Ducklin squinted at him and rubbed his cheek with his hand. "Well, we can hype that up a little. Maybe put lifts on you. Now, our season starts March twenty-eight. What I'd like you to do, if you could get down here say about the twenty-sixth, then Mike Wilcox, he's the sideshow agent, he could start showing you the ropes. One thing I can tell you now, you'll need a gold ring that fits easy enough so you can take it on and off and show it to the marks. Just a plain ring, like a wedding ring. Get it made by a jeweler. Then you sell 'em brass copies. Mike might have a box of them brass rings around somewhere to get you started. You buy them by the gross, cost you about eight cents apiece, and you sell 'em for seventy-five cents. Then there's photographs -- eight-by-ten glossies -- you can get them made before you come down. You ought to have about two thousand to start. You sell them, too, autographed, for a buck a shot. Now about transportation, you probably noticed, we travel by truck. How did you come down here?"
"I flew to Orlando and took a cab."
"Uh-huh. Well, you'll need a trailer or something to live in. Tim Emerson, that was our last giant, he had a converted moving van -- he died in fifty-eight. His widow probably still has it; I'll get Mike to find out and let you know. Now, let's see." He opened a drawer of the desk and pawed through it with grunts of exasperation. "Can't find a damn -- Oh, here. Now this is our standard contract for performers." He took out a ballpoint pen, scribbled briefly, and handed the pages over. "You can fill in your name and address up there, and then just sign at the bottom."
"I don't have a permanent address; I thought I'd look around for something down here."
"Well, put down the old one, then, just so we have a mailing address. Then when you get settled, let us know."
Under "Salary," Ducklin had written in an amount that seemed very low, but Gene signed the contract without comment. Ducklin put the pages away in his desk.
"Well, that's about it, then," he said, and held out his hand. "Glad to have you with us, John, and we'll see you, say, around the end of March."
He rented an A-frame cabin on Lake Brantley, north of Orlando, and spent the rest of the winter there alone. He had some of his things shipped down from New York; there was not room for much. The A-frame was jerry-built, and the window wall in front dripped cold air like a slow invisible waterfall.
At the end of January, Ducklin sent him a telegram advising him that Mrs.

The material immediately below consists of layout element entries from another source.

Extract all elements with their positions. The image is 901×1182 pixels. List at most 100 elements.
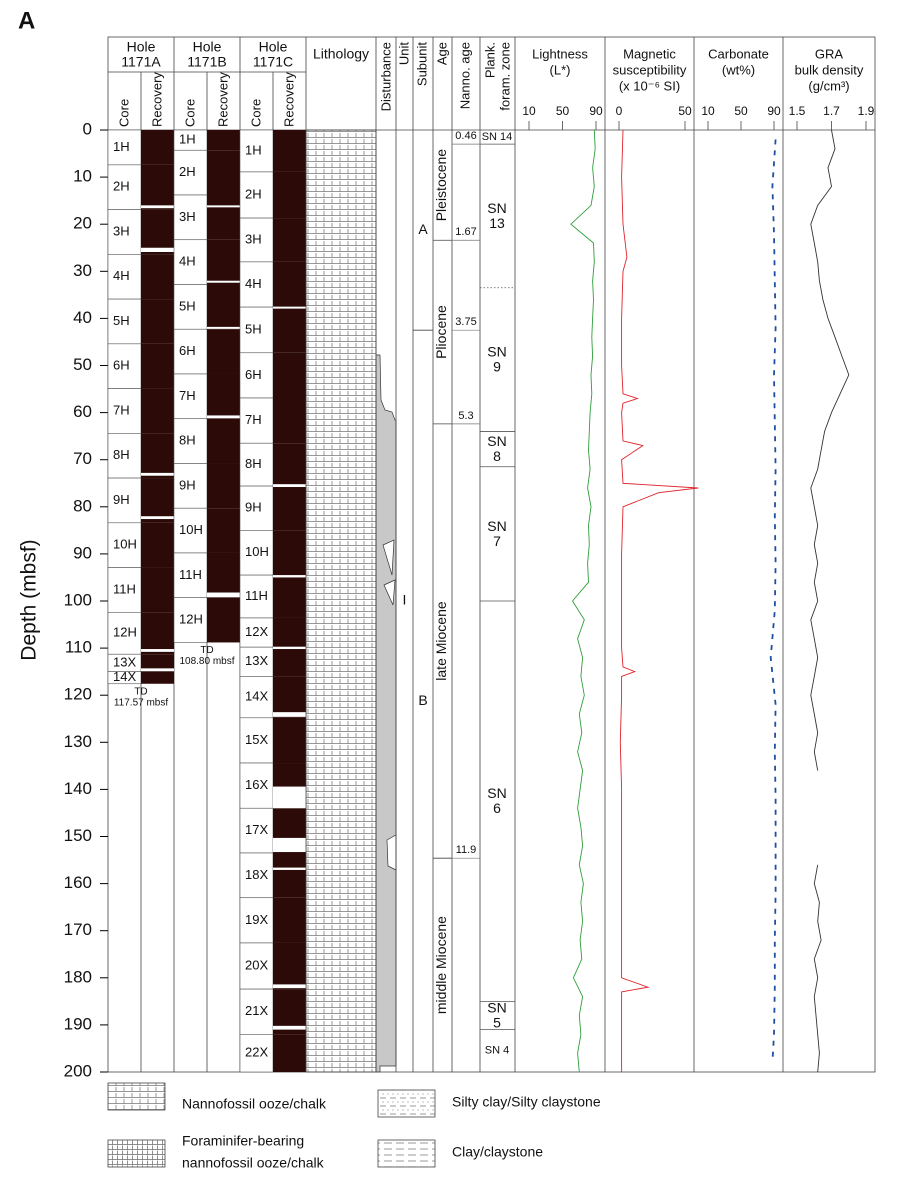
nanno-age: 3.75	[455, 316, 476, 328]
recovery-gap	[207, 205, 240, 208]
recovery-gap	[141, 516, 174, 520]
core-box	[239, 442, 274, 487]
core-label: 10H	[113, 537, 137, 552]
hole-name: 1171C	[253, 54, 293, 70]
recovery	[273, 218, 306, 262]
recovery	[141, 433, 174, 479]
core-box	[239, 530, 274, 576]
core-label: 10H	[245, 544, 269, 559]
core-label: 7H	[113, 402, 130, 417]
recovery-gap	[273, 984, 306, 989]
x-tick-label: 90	[767, 104, 781, 118]
core-box	[239, 1034, 274, 1073]
recovery	[141, 671, 174, 684]
core-box	[239, 988, 274, 1035]
core-label: 4H	[245, 276, 262, 291]
recovery	[141, 343, 174, 389]
core-label: 13X	[245, 653, 268, 668]
core-label: 21X	[245, 1003, 268, 1018]
core-label: 7H	[179, 388, 196, 403]
y-tick-label: 140	[64, 779, 92, 798]
recovery	[141, 299, 174, 344]
core-label: 2H	[245, 186, 262, 201]
recovery-gap	[273, 575, 306, 578]
core-box	[107, 433, 142, 479]
hole-name: 1171B	[187, 54, 226, 70]
core-label: 12H	[179, 612, 203, 627]
recovery	[207, 130, 240, 151]
ages-label: late Miocene	[433, 601, 449, 681]
core-box	[107, 522, 142, 568]
core-label: 9H	[245, 500, 262, 515]
core-header: Core	[248, 99, 263, 127]
core-label: 4H	[113, 268, 130, 283]
recovery	[207, 508, 240, 553]
core-label: 11H	[245, 588, 268, 603]
y-tick-label: 80	[73, 496, 92, 515]
core-box	[239, 646, 274, 677]
core-box	[107, 388, 142, 434]
recovery	[141, 388, 174, 434]
x-tick-label: 1.5	[789, 104, 806, 118]
core-label: 3H	[245, 231, 262, 246]
foram-zone-line: 5	[493, 1014, 501, 1030]
recovery	[141, 522, 174, 568]
log-title: GRA	[815, 46, 844, 61]
depth-axis-label: Depth (mbsf)	[18, 539, 41, 660]
foram-zone: SN 4	[485, 1045, 509, 1057]
nanno-age: 1.67	[455, 226, 476, 238]
y-tick-label: 0	[83, 119, 92, 138]
recovery-gap	[141, 472, 174, 476]
recovery	[273, 530, 306, 576]
core-label: 2H	[113, 179, 130, 194]
core-box	[107, 164, 142, 210]
nanno-age: 5.3	[458, 410, 473, 422]
td-depth: 117.57 mbsf	[114, 697, 169, 708]
recovery	[141, 164, 174, 210]
core-box	[239, 171, 274, 219]
x-tick-label: 10	[522, 104, 536, 118]
recovery	[273, 717, 306, 764]
recovery	[273, 307, 306, 353]
log-curve	[810, 129, 850, 1073]
x-tick-label: 90	[589, 104, 603, 118]
x-tick-label: 50	[678, 104, 692, 118]
recovery	[273, 443, 306, 487]
y-tick-label: 20	[73, 214, 92, 233]
subunits-label: B	[418, 692, 427, 708]
legend-label: Silty clay/Silty claystone	[452, 1094, 601, 1110]
recovery-gap	[273, 1025, 306, 1030]
recovery	[273, 575, 306, 618]
core-box	[239, 352, 274, 399]
foram-zone-header: foram. zone	[497, 42, 512, 111]
core-box	[107, 209, 142, 255]
core-box	[173, 149, 208, 196]
core-label: 18X	[245, 867, 268, 882]
core-box	[239, 717, 274, 764]
foram-zone-line: SN	[487, 785, 506, 801]
log-curve	[769, 139, 777, 1063]
disturbance-header: Disturbance	[378, 42, 393, 111]
y-tick-label: 50	[73, 355, 92, 374]
y-tick-label: 150	[64, 826, 92, 845]
ages-label: Pliocene	[433, 305, 449, 359]
foram-zone-line: 7	[493, 533, 501, 549]
recovery-gap	[273, 837, 306, 853]
recovery	[207, 329, 240, 374]
foram-zone-line: 6	[493, 800, 501, 816]
core-box	[173, 418, 208, 464]
recovery	[207, 150, 240, 195]
recovery	[207, 284, 240, 330]
core-label: 16X	[245, 777, 268, 792]
recovery	[273, 942, 306, 990]
recovery-gap	[273, 484, 306, 488]
x-tick-label: 10	[701, 104, 715, 118]
unit-header: Unit	[396, 42, 411, 66]
recovery	[207, 373, 240, 419]
recovery-header: Recovery	[215, 72, 230, 127]
core-box	[239, 676, 274, 719]
core-label: 6H	[113, 358, 130, 373]
core-label: 1H	[179, 132, 196, 147]
y-tick-label: 70	[73, 449, 92, 468]
ages-label: middle Miocene	[433, 916, 449, 1014]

Emerson still had the converted van and was willing to sell. She lived in Augusta, Georgia. Gene telephoned and arranged to meet her.
The dead giant's house was a tall white Victorian building. It needed a coat of paint, and some of the gingerbread was missing. An orange cat rubbed itself against his legs as he rang the bell.

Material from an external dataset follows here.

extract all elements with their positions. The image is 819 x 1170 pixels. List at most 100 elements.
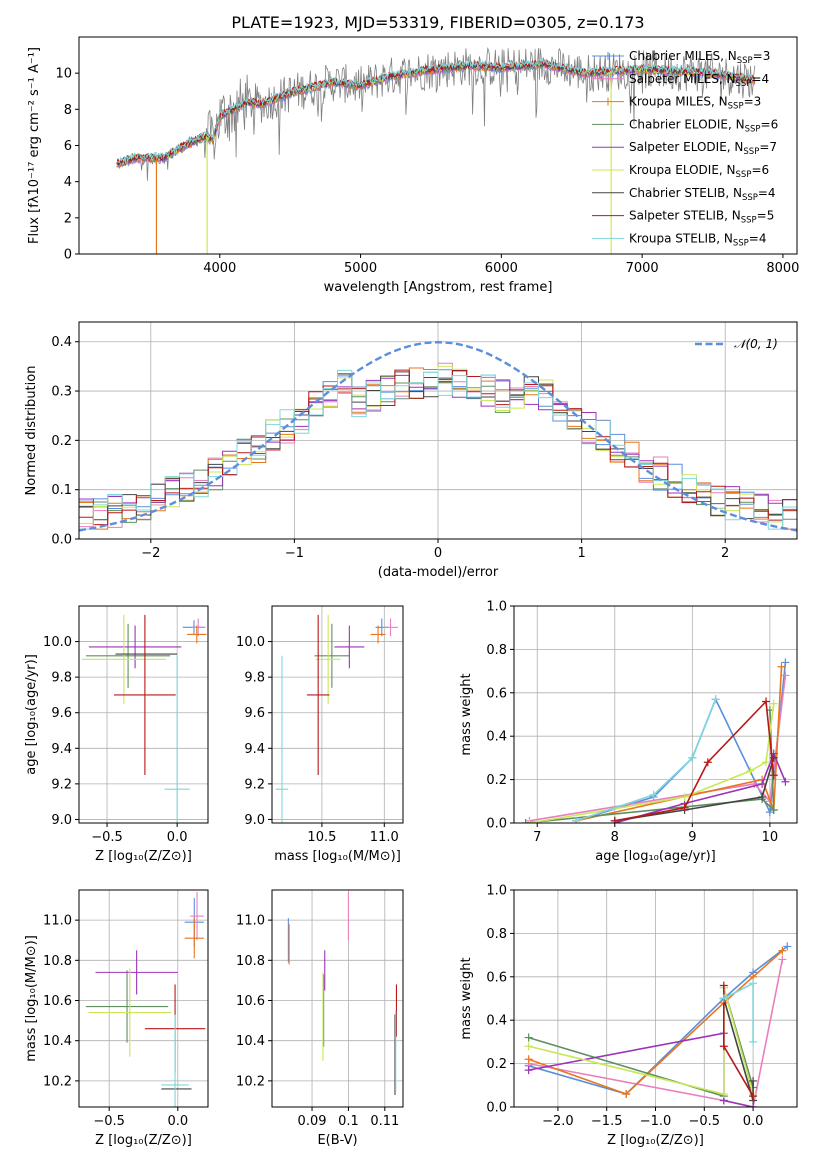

Mrs. Emerson was a pale, auburn-haired woman with discolored pouches under her eyes. He could not judge her height, but she seemed to be a little taller than most women. "You must be Mr. Davis," she said. "Come in."
They sat in the high-
ceilinged living room, on faded plush chairs covered with antimacassars. "I understand you're with the Ducklin show now," she said, with a faint smile.
"Yes. I'm sorry about your husband, Mrs. Emerson."
"It's all right. It was hard on me at first, he was only forty-seven. We were talking about him retiring after the next season. It's a pretty poor life he had, on the road all the time, but what can you do?"
"Yes, I see."
"About the van, it's out in back, up on blocks. It's no good to me. It had an engine overhaul just before Tim died. it might need some more work, I don't know." She named a price.
The van was in the barn behind the house. There were pigeon droppings on the cab, and a starred hole in the windshield. The trailer had one door in the side, and no windows. Because of the dropped frame, there was a center section almost twelve feet high; in the front and rear, over the wheels, Gene found that he had about a foot of headroom. The floor and the steps were carpeted in greasy-looking green shag. The bed was set crosswise in the front, next to a discouraged brown loveseat. The dinette table and two chairs were in the center section; one of the chairs was giant-sized. In the rear were the gas range, aluminum sink, refrigerator, toilet, and shower.